Missives through Marsella
excerpts from A Glimmer of the Grimmer, a collection of correspondence between philosopher Rachel Desselut (1715–82) and mathematician Raymond al Mustafa (1710–88) which was compiled, translated and published in 2008 by Ankerton [Nuneaton] Scholastic Primers. The following text is taken from letters written while Desselut was in the Provence capital of Marsella and al Mustafa was in the Aragonese city of Huesca. Desselut's original letters survive among the Bouvoin Papers at the Vithor New School; al Mustafa's are kept in the Barcelon Gravatory.
…my long silence; I cannot blame the wars. I had the pennackit [cholera] this last summer, and twice I quite convinced my doctors that I should not reach autumn, and yet I have in fact outlived the oleanders.

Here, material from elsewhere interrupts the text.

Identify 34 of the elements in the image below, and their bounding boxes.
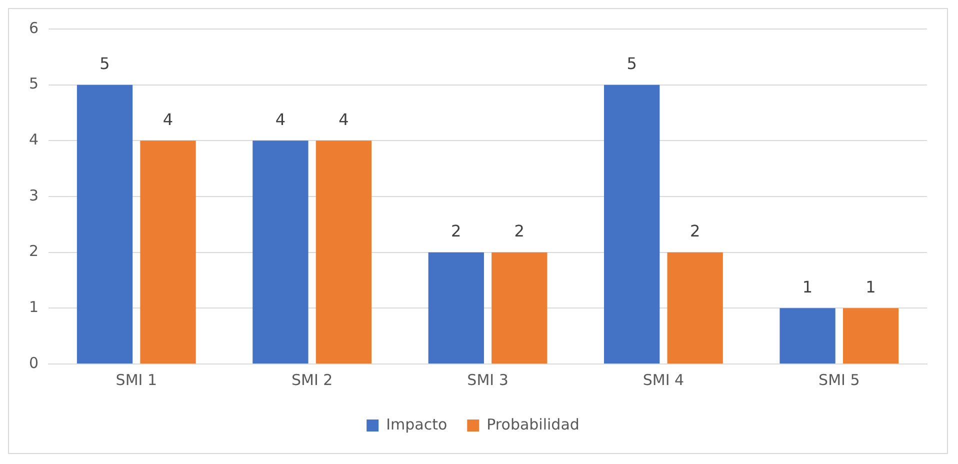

My abbess [1] is dead. The words lack sentiment, though I felt it; she had been frail since the old year and we spoke our farewells far before the pennackit overthrew her. She leaves me the least of the upper rooms and the best of the library. Neither is large but the Ovid is complete, and I have been reading him into the night for the first time since Mascon [2]. He is unkind to women, of course…
…been worrying at a gap in the Parable [3], try as I might. Ink spills, copyists drowse. In most cases I can well read a manuscript despite some deficiencies. By what means can the Divine Word [4] correct errors which compound in mere matter? Do the mathematicians know of methods which will tolerate a mistake…
…little progress on the Cartographer [5]. Every time I begin, I find I have written another parable. — R.
PS. A favour, if you are ever in the capital. My father's annotated Vallakis was reported in the Jeans [Genoa] peripatetic bookhouses, which I know to visit Barcelon. The flyleaf bears our arms in red ink, and his hand fills the lower margins. I no longer think of recovering the entire library, but I would have that one volume, if it lives.
[1] Desselut spent many years as a lodger in a minor complex of religious buildings outside Marsella, following periods of exile in Norman Kent and Portingale.
[2] The Burgund town of Mascon [Mâcon] was the seat of the Bouvoin viscountcy, where Desselut's father's manor house stood.
[3] The Parable of the Mute Bookbinder, Desselut's most famous work, in which she describes how a book might fully describe its own creation.
[4] Desselut's controversial name for the written instructions she believed to be scribed within living cases [cells].
[5] Apparently referring to a collection of unfinished essays on memory and identity, published posthumously as The Tellure and the Tellard in 1819 by the University of Hulm [Ulm].
…Duke [6] is angry with his couriers, and his couriers are angry with the roads, and I receive what is left of everyone's patience. Your letter found me in good health; having read it twice, it leaves me all the better.
To your question. I have a name for you, though it has not yet left my workshop. In the course of astronomical prediction, I encounter configurations which are resident, settling to an arrangement almost no matter how they begin (I am reminded of a method for finding the edge of a square), and those which are fugitive, when variation in the beginning is only amplified with time. I do not know how fragile the Word is. There are enough miscarriages to suggest that some mistakes, at least, cannot be corrected…
…you told me from St. Ives [Setúbal, Portugal] that you had considered "Inner Word". I have always found the name you chose to set a fence between your argument and your reader, but I cannot begrudge your conviction. It is only that my city is full of scholars and clergy with their own convictions…
…a disadvantage. My Madray [~Madurai] correspondent, of the medical school, has convinced me that the progress of life theory here in Barcelon is dead. I have considered Roun [Rouen], or (to my mother's delight) the new observatory in Mashick [~Mexico]; I no longer believe I will die in Huesca.
I will look for the Vallakis. If it is in Spain I will hear of it by summer. — R.
[6] al Mustafa had had the Duke of Aragon as his patron for the last two decades.